И снова плотоядно окинул ее взглядом.

— Хорошо. Одного раза тебе хватит?

— О, мы уже торгуемся. Это радует…

— Я тебя спрашиваю, одного раза хватит?

— А это я еще подумаю… — мечтательно закатил глаза Мячик.

— В общем, завтра вечером, когда тут все уляжется.

— Другой базар! — восторгу Мячика не было предела.

— Сегодня не могу… У меня это… Ну…

— Ну, понял я, понял, не мальчик, — скорчил рожу Мячик. — На прокладки денег дать?

Маша, оставив последний вопрос без ответа, вошла в свою комнату и закрыла дверь. Улегшись на кровать, она заплакала. Защиты просить ей было не у кого. Ее Миша способен был разрулить вопрос разве что с мухами или тараканами. На большее его не хватало. Но мысль о том, что она вынуждена будет подчиниться Мячику, приводила в бешеную ярость.

И, сжимая свои маленькие кулачки, она решила, что этому не бывать. Она должна что-то придумать, причем чем скорее, тем лучше.

Однако следующий день не принес для Маши ничего положительного. Она даже смирилась со своей участью. Когда вечером явился ее ухажер, она отвязалась от него раньше обычного, сославшись на головную боль и усталость.

В назначенный час в дверь постучался Мячик, весь сиявший в предвкушении плотских утех.

— Ну, ты хоть приоделась бы, что ли, — развязно произнес он, поигрывая пистолетом-воздушкой.

— А ты пушку-то брось, а то ненароком прострелишь себе чего…

— Я? Прострелю? Себе? — Мячик искренне возмутился.

— А что, мне подруга рассказывала, что один ее друг вот так игрался, игрался, а потом ногу себе попортил.

— Ну, это мне не грозит. Я стрелок меткий.

— Да неужели? — Маша изобразила на лице крайнюю степень недоверия к словам Мячика. — Покажи.

Мячик стал осматривать комнату Маши в поисках приемлемой мишени.

— Да не здесь! Пошли на чердак! А то тут мне обстановку попортишь.

— Да уж… — настала пора скривиться в скептической ухмылке Мячику, который брезгливо осмотрел Машин скарб, который больше приличествовал бы убранству скромного деревенского домишки. — Ну ладно, идем… Только портрет своего егеря не забудь! Я его на стену повешу и продырявлю. А потом и твоя очередь настанет.

И, заметив ужас на лице Маши, добавил:

— Да нет, не этим продырявлю, а этим, — указал дулом пистолета на свой пах.

— Пошли! — Маша сморщилась, стараясь казаться удрученной, но смиренной.

На самом деле в голове ее уже возник план избавления от Мячика.

Позднее она будет убеждать себя в том, что не хотела этого, просто так вышло, просто обстоятельства сложились так, что у нее не было иного выхода.

Но на самом деле, поймав Мячика на элементарный понт по поводу его умения стрелять, она заранее уже все рассчитала. Просто в глубине сознания она надеялась на это, хотя не верила до конца, что получится.

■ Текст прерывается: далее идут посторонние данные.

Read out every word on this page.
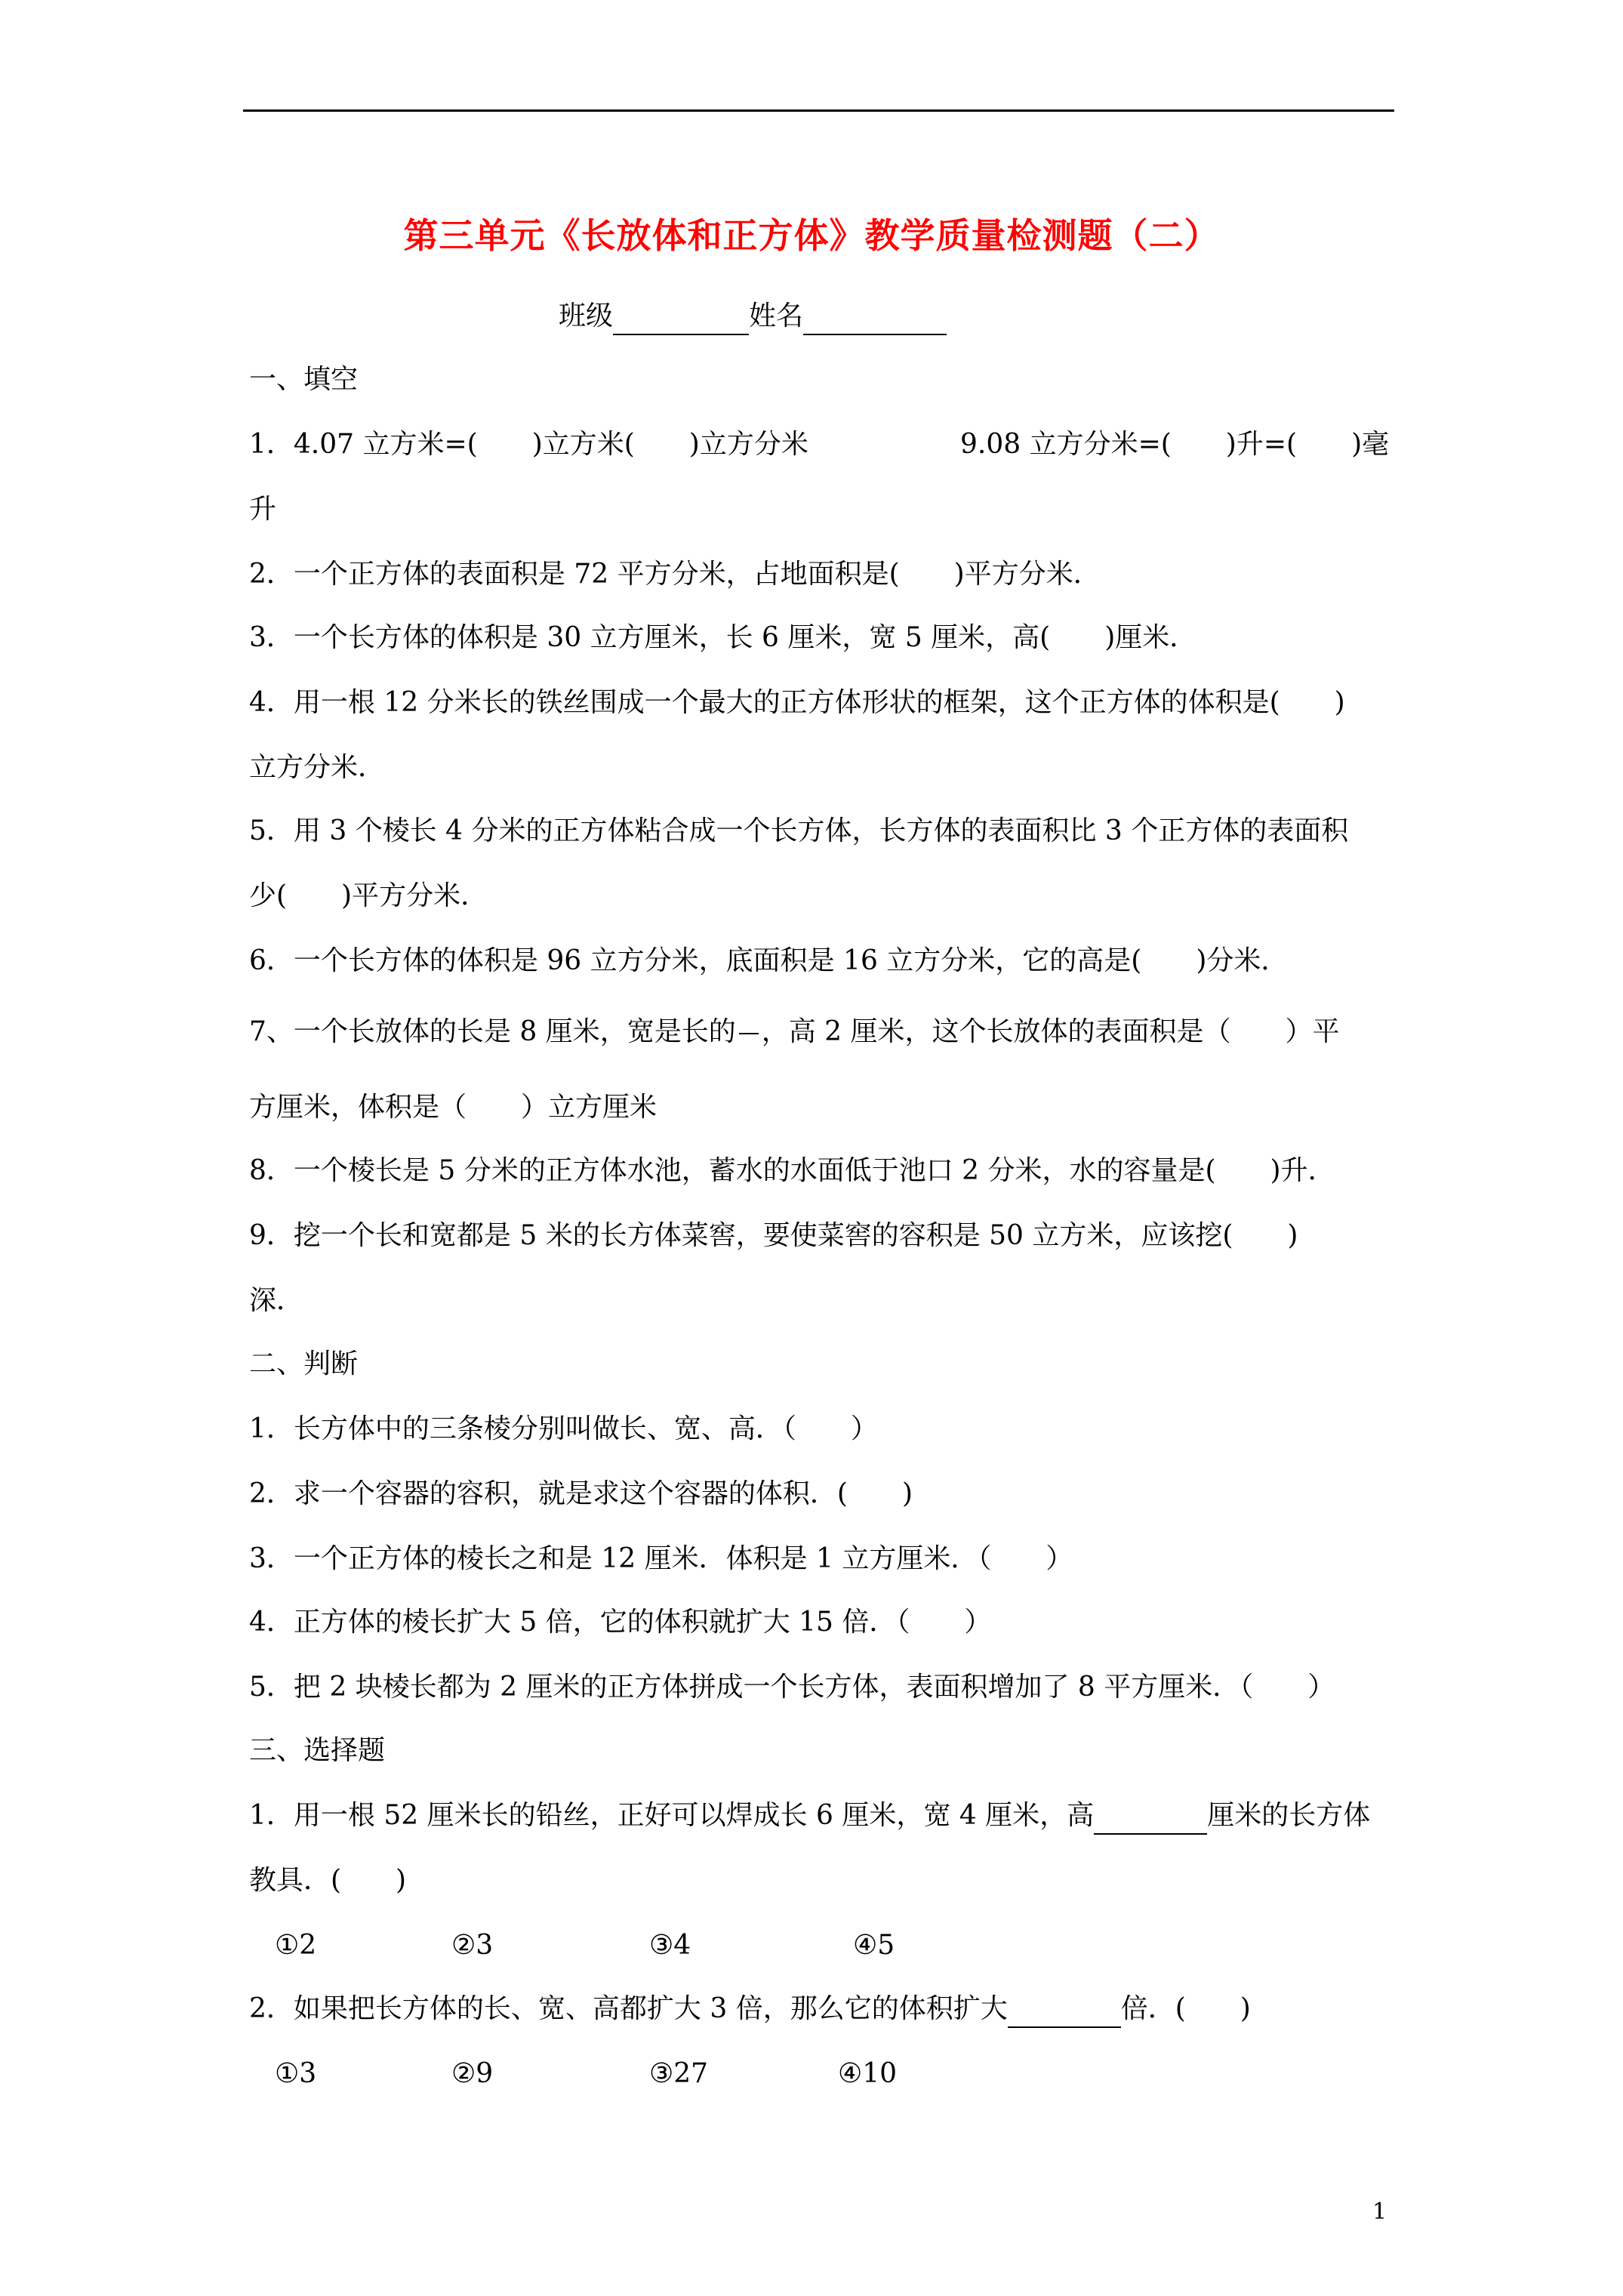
第三单元《长放体和正方体》教学质量检测题（二）
班级	姓名
一、填空
1．4.07 立方米=(　　)立方米(　　)立方分米	9.08 立方分米=(　　)升=(　　)毫
升
2．一个正方体的表面积是 72 平方分米，占地面积是(　　)平方分米．
3．一个长方体的体积是 30 立方厘米，长 6 厘米，宽 5 厘米，高(　　)厘米．
4．用一根 12 分米长的铁丝围成一个最大的正方体形状的框架，这个正方体的体积是(　　)
立方分米．
5．用 3 个棱长 4 分米的正方体粘合成一个长方体，长方体的表面积比 3 个正方体的表面积
少(　　)平方分米．
6．一个长方体的体积是 96 立方分米，底面积是 16 立方分米，它的高是(　　)分米．
7、一个长放体的长是 8 厘米，宽是长的 ，高 2 厘米，这个长放体的表面积是（　　）平
方厘米，体积是（　　）立方厘米
8．一个棱长是 5 分米的正方体水池，蓄水的水面低于池口 2 分米，水的容量是(　　)升．
9．挖一个长和宽都是 5 米的长方体菜窖，要使菜窖的容积是 50 立方米，应该挖(　　)
深．
二、判断
1．长方体中的三条棱分别叫做长、宽、高．（　　）
2．求一个容器的容积，就是求这个容器的体积．(　　)
3．一个正方体的棱长之和是 12 厘米．体积是 1 立方厘米．（　　）
4．正方体的棱长扩大 5 倍，它的体积就扩大 15 倍．（　　）
5．把 2 块棱长都为 2 厘米的正方体拼成一个长方体，表面积增加了 8 平方厘米．（　　）
三、选择题
1．用一根 52 厘米长的铅丝，正好可以焊成长 6 厘米，宽 4 厘米，高	厘米的长方体
教具．(　　)
①2	②3	③4	④5
2．如果把长方体的长、宽、高都扩大 3 倍，那么它的体积扩大	倍．(　　)
①3	②9	③27	④10
1
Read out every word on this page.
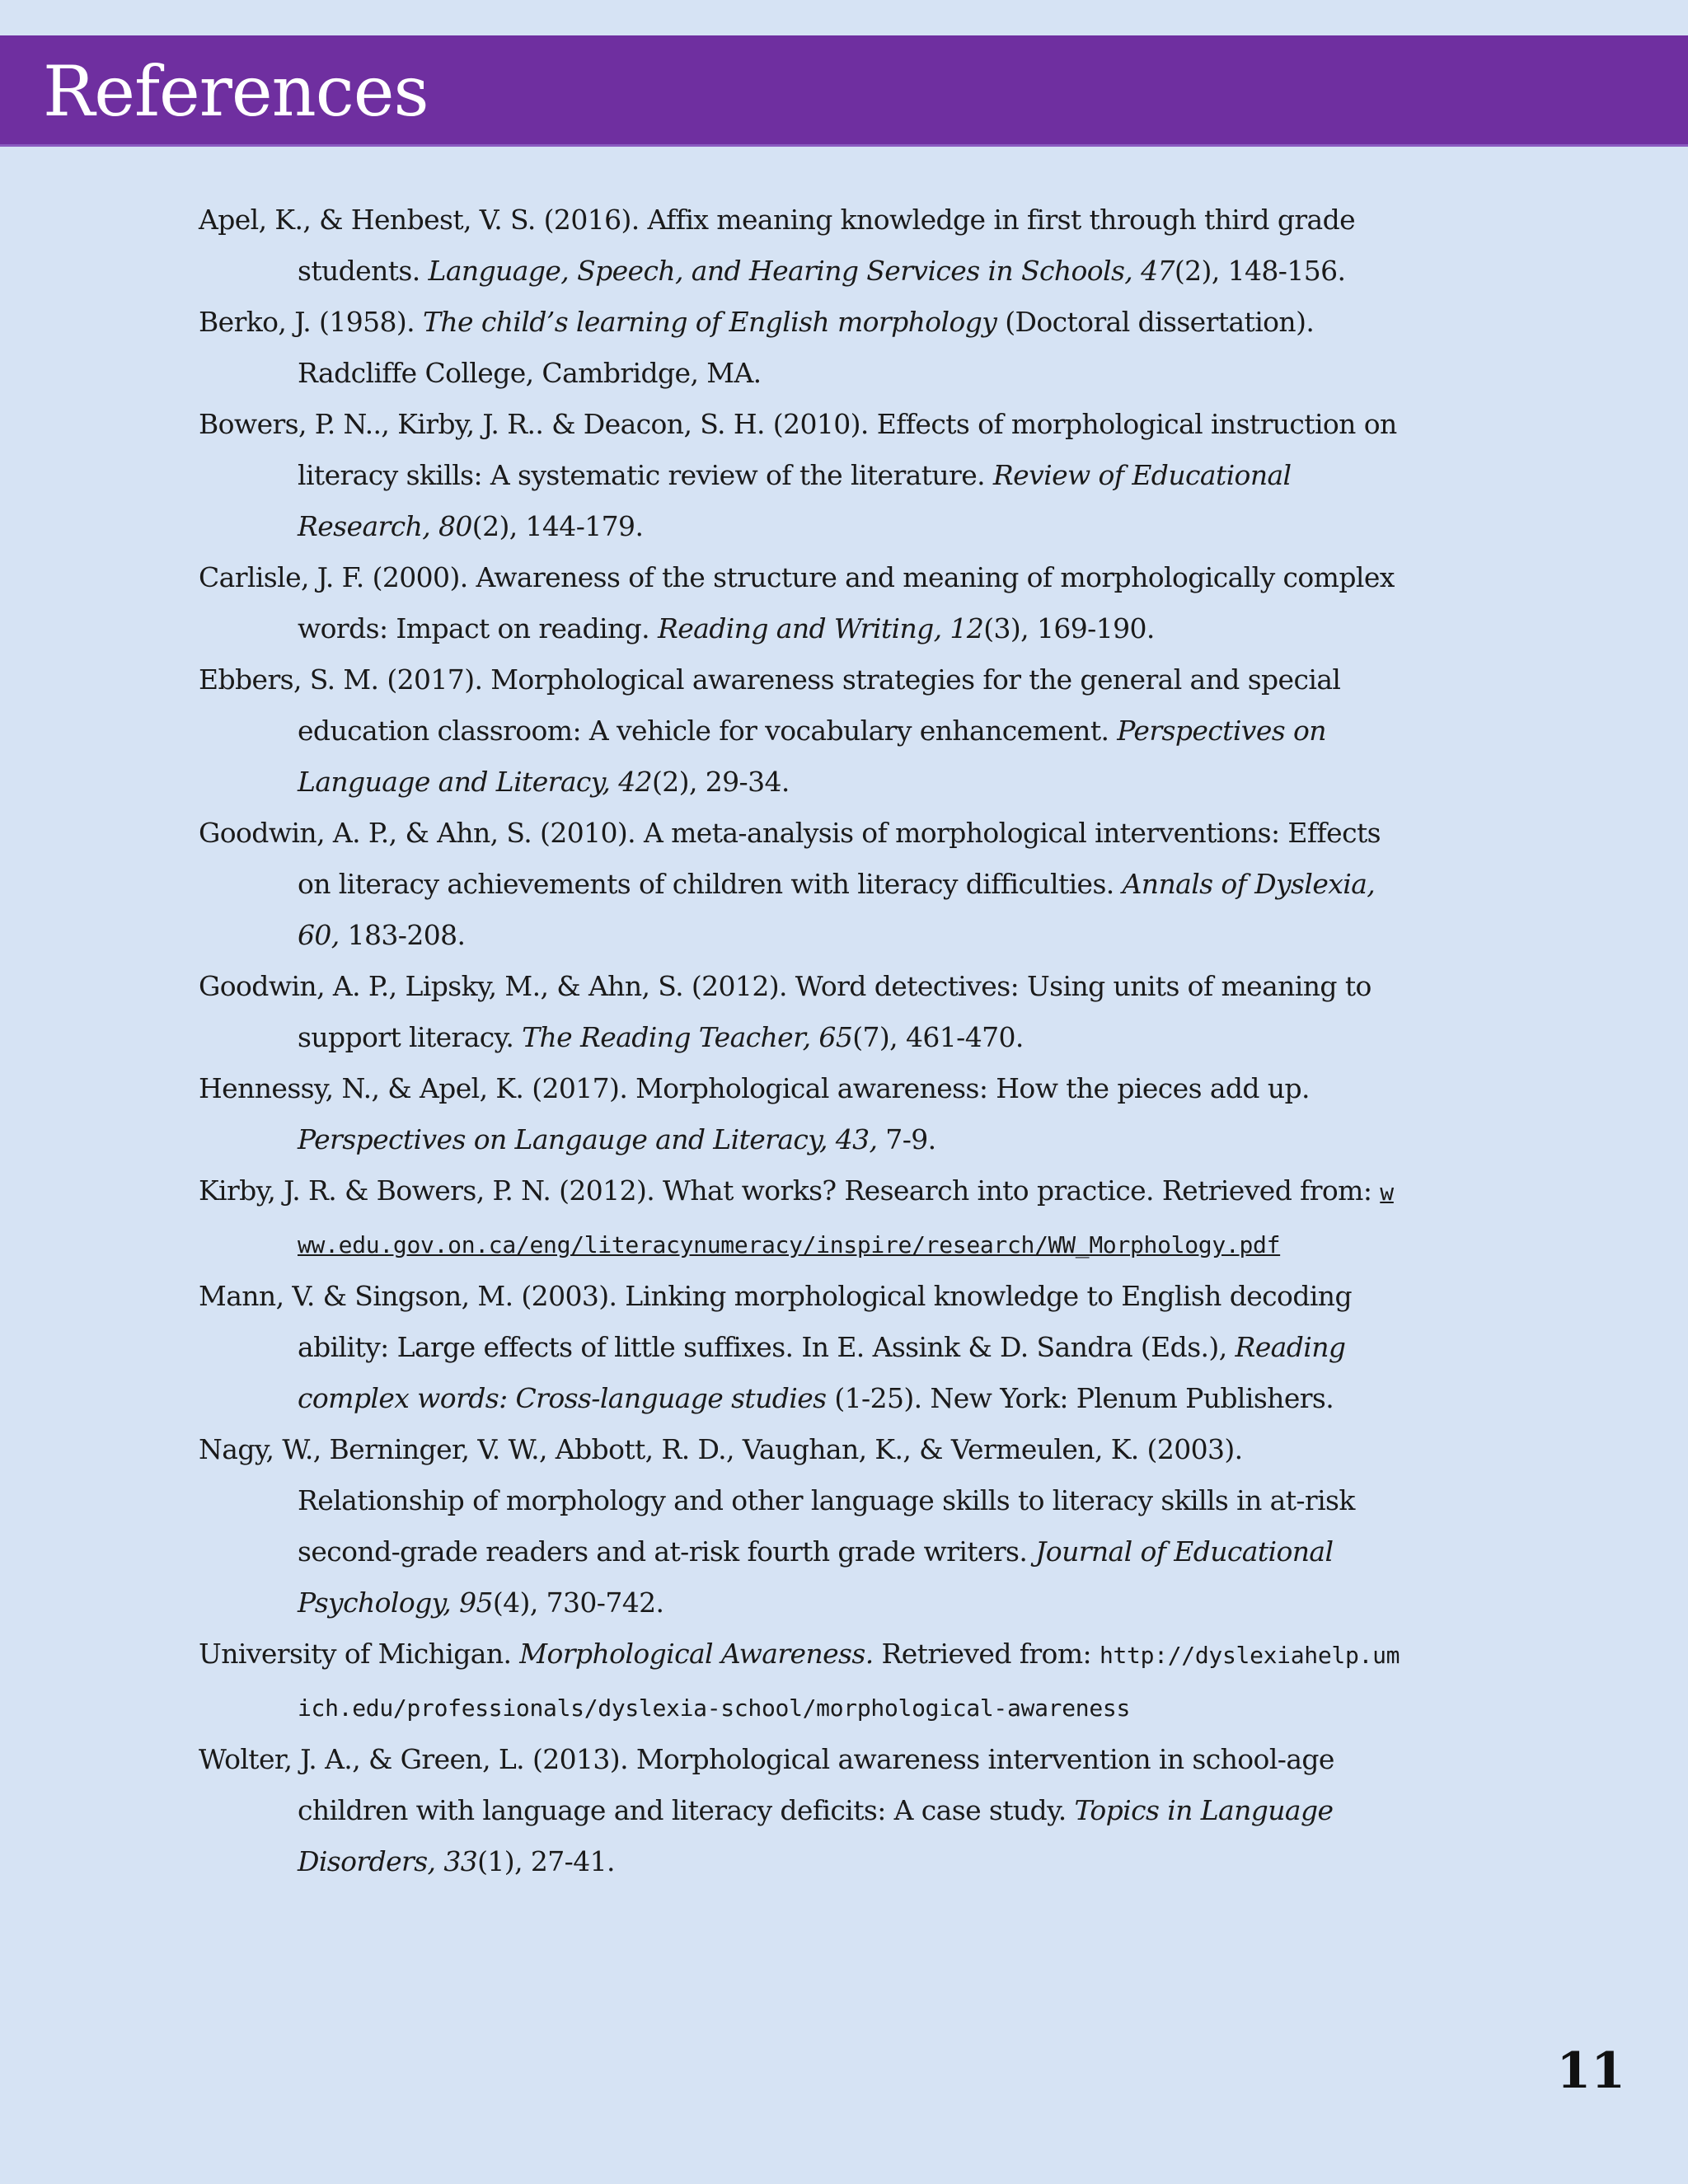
References
Apel, K., & Henbest, V. S. (2016). Affix meaning knowledge in first through third grade students. Language, Speech, and Hearing Services in Schools, 47(2), 148-156.
Berko, J. (1958). The child’s learning of English morphology (Doctoral dissertation). Radcliffe College, Cambridge, MA.
Bowers, P. N.., Kirby, J. R.. & Deacon, S. H. (2010). Effects of morphological instruction on literacy skills: A systematic review of the literature. Review of Educational Research, 80(2), 144-179.
Carlisle, J. F. (2000). Awareness of the structure and meaning of morphologically complex words: Impact on reading. Reading and Writing, 12(3), 169-190.
Ebbers, S. M. (2017). Morphological awareness strategies for the general and special education classroom: A vehicle for vocabulary enhancement. Perspectives on Language and Literacy, 42(2), 29-34.
Goodwin, A. P., & Ahn, S. (2010). A meta-analysis of morphological interventions: Effects on literacy achievements of children with literacy difficulties. Annals of Dyslexia, 60, 183-208.
Goodwin, A. P., Lipsky, M., & Ahn, S. (2012). Word detectives: Using units of meaning to support literacy. The Reading Teacher, 65(7), 461-470.
Hennessy, N., & Apel, K. (2017). Morphological awareness: How the pieces add up. Perspectives on Langauge and Literacy, 43, 7-9.
Kirby, J. R. & Bowers, P. N. (2012). What works? Research into practice. Retrieved from: www.edu.gov.on.ca/eng/literacynumeracy/inspire/research/WW_Morphology.pdf
Mann, V. & Singson, M. (2003). Linking morphological knowledge to English decoding ability: Large effects of little suffixes. In E. Assink & D. Sandra (Eds.), Reading complex words: Cross-language studies (1-25). New York: Plenum Publishers.
Nagy, W., Berninger, V. W., Abbott, R. D., Vaughan, K., & Vermeulen, K. (2003). Relationship of morphology and other language skills to literacy skills in at-risk second-grade readers and at-risk fourth grade writers. Journal of Educational Psychology, 95(4), 730-742.
University of Michigan. Morphological Awareness. Retrieved from: http://dyslexiahelp.umich.edu/professionals/dyslexia-school/morphological-awareness
Wolter, J. A., & Green, L. (2013). Morphological awareness intervention in school-age children with language and literacy deficits: A case study. Topics in Language Disorders, 33(1), 27-41.
11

Никем не замеченные, они прошли через кухню на черную лестницу. Уже поднимаясь по ней на чердак, Маша краем глаза заметила, как открылась дверь со стороны соседа, бизнесмена Кирсанова. Бросив туда быстрый взгляд, она успокоилась. Вроде бы дверь открылась только наполовину, и тот, кто ее открыл, видеть их не мог.

На чердаке был фонарь, и зайдя туда, Маша сразу же включила его. Указав на столб посреди чердачного помещения, она сказала Мячику:

— Целься сюда. Сколько раз попадешь, столько раз и будешь со мной.

Мячик распалился, раздвинул ноги, нацелил воздушку на столб и стал стрелять. Из пяти пуль только три попали в цель.

— А теперь давай я, — предложила Маша. — Я берусь попасть все пять раз. Каждый мой промах увеличивает твое счастье на один раз.

Мячик, удивленный неожиданными изменениями в поведении Маши, прямо на глазах превращающейся в какую-то амазонку, тем не менее вручил ей пистолет. И это стало главной ошибкой его двадцатипятилетней жизни. Маша быстро отскочила в сторону и нацелила пистолет прямо в лицо Мячику.

— А теперь, если ты от меня не отстанешь, я продырявлю тебя. Вернее, сначала то, что у тебя там, — она кивнула головой на Мячиковы штаны, — а потом все остальное.

— Чего, тля? — вылупился на нее ошалевший Мячик. — А ну, отдай пистолет, быстро!

Однако Маша всего лишь отступила на шаг. Мячик осторожно двинулся вслед за ней. Потом он вспомнил, что перед ним всего лишь воздушный пистолет, и буквально бросился на Машу.

Маша Соколова произвела в своей жизни всего лишь один выстрел. Но он был точен и разителен, как точечный бомбовый удар по самому уязвимому объекту противника. Пуля угодила Мячику прямо в глаз. Тот схватился за лицо, издал что-то нечленораздельное и несколько секунд спустя свалился на пол.

Маша стояла, наверное, минут пять в молчаливом оцепенении. Она не выпустила пистолета из рук, просто стояла и наслаждалась тем, что лишилась общества Мячика. В ней бушевали смешанные чувства: ликование от того, что она свободна от его притязаний, и одновременно нарождавшийся страх ожидания, что же теперь будет.

Очнувшись от оцепенения, она прислушалась. Было тихо, явно никто ничего не знал о случившемся на чердаке. Маша опустилась на корточки, достала из кармана халата сигареты с зажигалкой и закурила.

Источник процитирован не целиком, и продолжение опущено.